Pedido de ajuda
O sonho do diploma passa pelo apoio para viver em Pelotas
Jovem cria vaquinha virtual para arrecadar dinheiro necessário para estudar Medicina na UFPel
Divulgação -
“Desistir, nunca. Foram cinco anos lutando para passar, agora é só persistir. Lutar, lutar, lutar e quando estiver no final, lutar mais.” Esse é o pensamento que guia Luiz Henrique de Souza. Morador de Poá, no interior de São Paulo, o estudante de 24 anos conseguiu no ano passado, após muita persistência, ser aprovado e iniciar a tão sonhada graduação em Medicina pela Universidade Federal de Pelotas (UFPel). No entanto, junto com a alegria pela oportunidade surgiu também um novo obstáculo: como manter-se na cidade?
Embora já tenha iniciado o curso com atividades remotas, fazendo as atividades direto da casa na cidade paulista, a possibilidade de retorno das atividades presenciais trará a necessidade de estar em Pelotas. O que requer recursos financeiros. Souza explica que mesmo com acesso aos auxílios de moradia e alimentação existentes na universidade, ainda faltariam mensalmente cerca R$ 300,00 para gastos com higiene, materiais para estudos e alimentação aos finais de semana. Valor considerado inviável de ser custeado pela família humilde, cuja renda é aposentaria dos avós como única fonte para manter cinco pessoas.
Com o intuito de buscar ajuda para não parar aos estudos, Souza criou uma vaquinha virtual. A meta estabelecida é modesta: de R$ 1.200. Quantia calculada por ele como o mínimo necessário para arcar com as despesas até o final do ano. Até o momento, já foram arrecadados R$ 300,00, o que surpreendeu o estudante. “Fiquei muito feliz, ainda mais porque estamos no meio de uma pandemia e a pessoas estão sem dinheiro. Foi uma surpresa abrir o site e ver esse valor”, comenta. Caso não consiga alcançar a quantia desejada, o jovem tentará o montante através da venda de um livro que ele está escrevendo atualmente e deve ser finalizado em dentro de um mês.
Escolha da universidade
Quando questionado o motivo por ter escolhido a UFPel, mesmo morando em São Paulo, o jovem explica a inclusão e acessibilidade da instituição pesaram. Diagnosticado com autismo aos 15 anos, Souza conta que boa parte de sua vida não teve acesso a muitos locais e por isso, quando chegou o momento da graduação, prezou pela escolha de uma universidade que tivesse isso em sua estrutura. Segundo ele, embora tenha feito uma busca inicial em instituições de ensino superior de São Paulo, aquelas que tinham os requisitos de acessibilidade que buscava não possuíam relatos positivos. “Escolhi a UFPel pois prezei pela inclusão e a qualidade, pois é mais difícil para os autistas se manterem em locais que não se sentem confortáveis”, relata.

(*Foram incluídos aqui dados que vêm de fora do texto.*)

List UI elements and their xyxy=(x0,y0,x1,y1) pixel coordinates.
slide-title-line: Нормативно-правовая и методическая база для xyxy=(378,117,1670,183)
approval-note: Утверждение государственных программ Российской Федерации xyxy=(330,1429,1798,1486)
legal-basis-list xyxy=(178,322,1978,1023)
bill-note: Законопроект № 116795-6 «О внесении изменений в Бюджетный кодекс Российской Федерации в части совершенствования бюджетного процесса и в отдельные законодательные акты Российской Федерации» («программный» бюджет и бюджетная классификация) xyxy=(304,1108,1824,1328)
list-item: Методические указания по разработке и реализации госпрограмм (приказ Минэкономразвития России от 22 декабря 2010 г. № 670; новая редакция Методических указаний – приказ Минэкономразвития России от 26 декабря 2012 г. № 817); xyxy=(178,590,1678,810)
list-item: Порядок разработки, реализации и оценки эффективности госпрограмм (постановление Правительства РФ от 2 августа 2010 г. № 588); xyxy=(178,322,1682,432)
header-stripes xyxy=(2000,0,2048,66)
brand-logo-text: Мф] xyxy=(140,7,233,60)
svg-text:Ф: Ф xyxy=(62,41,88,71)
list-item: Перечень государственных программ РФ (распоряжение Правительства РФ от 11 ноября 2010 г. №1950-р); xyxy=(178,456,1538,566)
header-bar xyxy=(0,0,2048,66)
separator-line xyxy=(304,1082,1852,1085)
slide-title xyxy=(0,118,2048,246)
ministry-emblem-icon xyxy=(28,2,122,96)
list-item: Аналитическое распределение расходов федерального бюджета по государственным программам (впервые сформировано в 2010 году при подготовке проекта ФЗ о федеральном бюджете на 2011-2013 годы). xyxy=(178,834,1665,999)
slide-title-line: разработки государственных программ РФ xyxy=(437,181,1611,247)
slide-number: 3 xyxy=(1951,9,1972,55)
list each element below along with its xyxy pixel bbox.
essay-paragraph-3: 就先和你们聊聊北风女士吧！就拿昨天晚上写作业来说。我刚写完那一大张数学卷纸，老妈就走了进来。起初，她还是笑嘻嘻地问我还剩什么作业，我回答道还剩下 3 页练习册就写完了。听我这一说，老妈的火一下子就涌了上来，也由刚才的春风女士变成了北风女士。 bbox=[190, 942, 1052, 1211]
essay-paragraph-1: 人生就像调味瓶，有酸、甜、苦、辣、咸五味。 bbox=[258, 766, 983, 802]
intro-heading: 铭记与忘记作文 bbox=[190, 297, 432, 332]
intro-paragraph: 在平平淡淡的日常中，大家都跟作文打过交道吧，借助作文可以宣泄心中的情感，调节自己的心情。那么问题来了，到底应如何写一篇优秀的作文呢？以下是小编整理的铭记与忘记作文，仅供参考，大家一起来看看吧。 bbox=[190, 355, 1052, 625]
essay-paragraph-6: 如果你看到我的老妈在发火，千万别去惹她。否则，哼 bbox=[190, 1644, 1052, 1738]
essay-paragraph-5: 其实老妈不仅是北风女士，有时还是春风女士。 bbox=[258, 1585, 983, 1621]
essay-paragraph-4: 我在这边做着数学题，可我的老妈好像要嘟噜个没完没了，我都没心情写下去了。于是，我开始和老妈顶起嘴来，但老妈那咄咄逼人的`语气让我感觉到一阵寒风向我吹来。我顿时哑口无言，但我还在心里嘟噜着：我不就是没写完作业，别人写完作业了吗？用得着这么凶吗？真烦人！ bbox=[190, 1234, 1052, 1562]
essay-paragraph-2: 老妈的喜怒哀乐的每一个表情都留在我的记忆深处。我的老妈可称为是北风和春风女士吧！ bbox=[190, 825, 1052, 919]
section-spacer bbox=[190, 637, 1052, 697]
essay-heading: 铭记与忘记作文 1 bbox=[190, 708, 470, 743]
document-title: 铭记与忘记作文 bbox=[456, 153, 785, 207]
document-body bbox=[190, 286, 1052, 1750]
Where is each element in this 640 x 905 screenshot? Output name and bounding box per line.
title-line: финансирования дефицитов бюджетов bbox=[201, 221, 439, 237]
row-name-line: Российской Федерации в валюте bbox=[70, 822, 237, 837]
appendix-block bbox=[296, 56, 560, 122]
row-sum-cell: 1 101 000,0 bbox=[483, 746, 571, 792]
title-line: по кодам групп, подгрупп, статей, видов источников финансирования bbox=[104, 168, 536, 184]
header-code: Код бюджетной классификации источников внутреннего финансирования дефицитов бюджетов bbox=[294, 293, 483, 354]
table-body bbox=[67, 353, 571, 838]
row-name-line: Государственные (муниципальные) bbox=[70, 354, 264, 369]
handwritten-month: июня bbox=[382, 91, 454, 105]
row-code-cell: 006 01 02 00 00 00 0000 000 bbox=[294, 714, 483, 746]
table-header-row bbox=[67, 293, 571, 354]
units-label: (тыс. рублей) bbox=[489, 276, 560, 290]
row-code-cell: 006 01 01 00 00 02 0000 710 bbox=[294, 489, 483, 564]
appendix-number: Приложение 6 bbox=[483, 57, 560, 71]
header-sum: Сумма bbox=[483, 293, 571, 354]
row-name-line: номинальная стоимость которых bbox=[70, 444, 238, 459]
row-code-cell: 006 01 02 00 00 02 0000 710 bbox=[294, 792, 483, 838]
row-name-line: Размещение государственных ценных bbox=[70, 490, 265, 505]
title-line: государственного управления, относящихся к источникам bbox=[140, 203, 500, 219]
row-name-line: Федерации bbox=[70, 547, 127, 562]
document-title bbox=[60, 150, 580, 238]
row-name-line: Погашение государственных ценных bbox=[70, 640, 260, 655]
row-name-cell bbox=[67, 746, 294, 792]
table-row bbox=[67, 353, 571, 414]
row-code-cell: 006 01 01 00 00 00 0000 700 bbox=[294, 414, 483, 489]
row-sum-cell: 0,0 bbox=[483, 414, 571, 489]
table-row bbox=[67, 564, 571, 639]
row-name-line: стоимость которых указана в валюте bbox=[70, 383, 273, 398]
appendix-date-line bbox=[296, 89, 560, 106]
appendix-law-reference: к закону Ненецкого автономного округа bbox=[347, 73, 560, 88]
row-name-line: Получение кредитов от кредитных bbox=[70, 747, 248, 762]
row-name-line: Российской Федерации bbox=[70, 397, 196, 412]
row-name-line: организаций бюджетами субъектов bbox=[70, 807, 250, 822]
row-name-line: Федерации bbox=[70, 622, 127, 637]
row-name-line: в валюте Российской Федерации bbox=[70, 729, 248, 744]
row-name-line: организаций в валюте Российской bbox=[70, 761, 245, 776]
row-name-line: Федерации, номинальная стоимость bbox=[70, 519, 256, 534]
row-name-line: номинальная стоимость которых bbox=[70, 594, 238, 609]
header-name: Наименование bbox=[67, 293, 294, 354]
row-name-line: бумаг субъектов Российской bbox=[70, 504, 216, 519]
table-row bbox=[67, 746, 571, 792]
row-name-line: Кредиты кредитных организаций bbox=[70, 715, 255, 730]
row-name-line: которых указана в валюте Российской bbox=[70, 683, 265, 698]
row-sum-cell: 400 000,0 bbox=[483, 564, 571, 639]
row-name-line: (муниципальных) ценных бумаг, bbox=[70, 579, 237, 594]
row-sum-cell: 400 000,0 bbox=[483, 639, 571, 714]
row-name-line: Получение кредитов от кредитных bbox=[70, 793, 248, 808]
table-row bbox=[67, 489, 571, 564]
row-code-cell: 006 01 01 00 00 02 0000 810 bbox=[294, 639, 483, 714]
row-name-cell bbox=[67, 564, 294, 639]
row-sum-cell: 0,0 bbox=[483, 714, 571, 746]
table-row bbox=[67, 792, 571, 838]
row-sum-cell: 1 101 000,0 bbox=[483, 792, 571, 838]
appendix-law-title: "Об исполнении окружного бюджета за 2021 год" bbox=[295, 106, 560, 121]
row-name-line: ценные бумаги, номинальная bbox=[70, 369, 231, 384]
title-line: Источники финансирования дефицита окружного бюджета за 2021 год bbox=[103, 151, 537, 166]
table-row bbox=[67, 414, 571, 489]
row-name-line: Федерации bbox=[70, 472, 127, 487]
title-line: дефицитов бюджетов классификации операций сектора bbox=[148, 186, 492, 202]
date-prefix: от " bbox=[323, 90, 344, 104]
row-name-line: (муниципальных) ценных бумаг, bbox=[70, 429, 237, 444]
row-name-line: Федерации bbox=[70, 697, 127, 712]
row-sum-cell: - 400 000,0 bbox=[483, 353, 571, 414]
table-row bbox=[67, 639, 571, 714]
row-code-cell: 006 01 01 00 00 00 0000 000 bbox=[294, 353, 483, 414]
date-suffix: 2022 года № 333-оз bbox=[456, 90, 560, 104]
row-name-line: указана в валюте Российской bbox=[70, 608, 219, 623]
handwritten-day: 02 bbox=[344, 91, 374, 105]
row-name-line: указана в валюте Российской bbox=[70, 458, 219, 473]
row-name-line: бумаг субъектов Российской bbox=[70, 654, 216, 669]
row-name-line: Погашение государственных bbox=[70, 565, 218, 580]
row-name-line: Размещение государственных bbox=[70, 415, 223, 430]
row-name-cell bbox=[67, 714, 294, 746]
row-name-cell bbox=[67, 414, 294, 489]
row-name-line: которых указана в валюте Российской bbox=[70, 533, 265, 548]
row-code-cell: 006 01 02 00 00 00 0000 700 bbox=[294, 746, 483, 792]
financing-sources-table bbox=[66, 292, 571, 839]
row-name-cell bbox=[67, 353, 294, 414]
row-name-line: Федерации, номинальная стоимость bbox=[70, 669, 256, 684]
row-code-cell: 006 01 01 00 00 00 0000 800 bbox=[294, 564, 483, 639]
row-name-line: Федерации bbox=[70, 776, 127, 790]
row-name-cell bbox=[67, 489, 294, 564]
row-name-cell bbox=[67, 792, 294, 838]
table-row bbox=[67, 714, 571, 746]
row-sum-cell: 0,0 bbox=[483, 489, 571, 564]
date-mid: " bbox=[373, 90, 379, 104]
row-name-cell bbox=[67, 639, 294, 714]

Ao saber que finalmente havia conseguido ingressar na universidade, a felicidade compensou o esforço dos últimos cinco anos. Ativista pela luta das pessoas com autismo, o estudante lembra que até pouco tempo existiam muitas barreiras aos autistas. Com sua conquista, Souza quer ser inspiração. “Uma vez o psiquiatra me disse que eu poderia fazer tudo o que eu quiser e é nisso que acredito. A gente pode, desde que haja amor, carinho, compreensão e foco”, finaliza.
Aulas presenciais em análise
De acordo com a UFPel, está sendo avaliada uma indicação para o retorno de determinadas atividades práticas a partir do final de setembro. No entanto, a definição depende da evolução da pandemia. Sobre o curso de Medicina, a universidade afirma que a maior parte das aulas práticas a partir do quarto semestre estão sendo realizadas. Já as disciplinas básicas, dos semestres iniciais, são mantidas em modo remoto.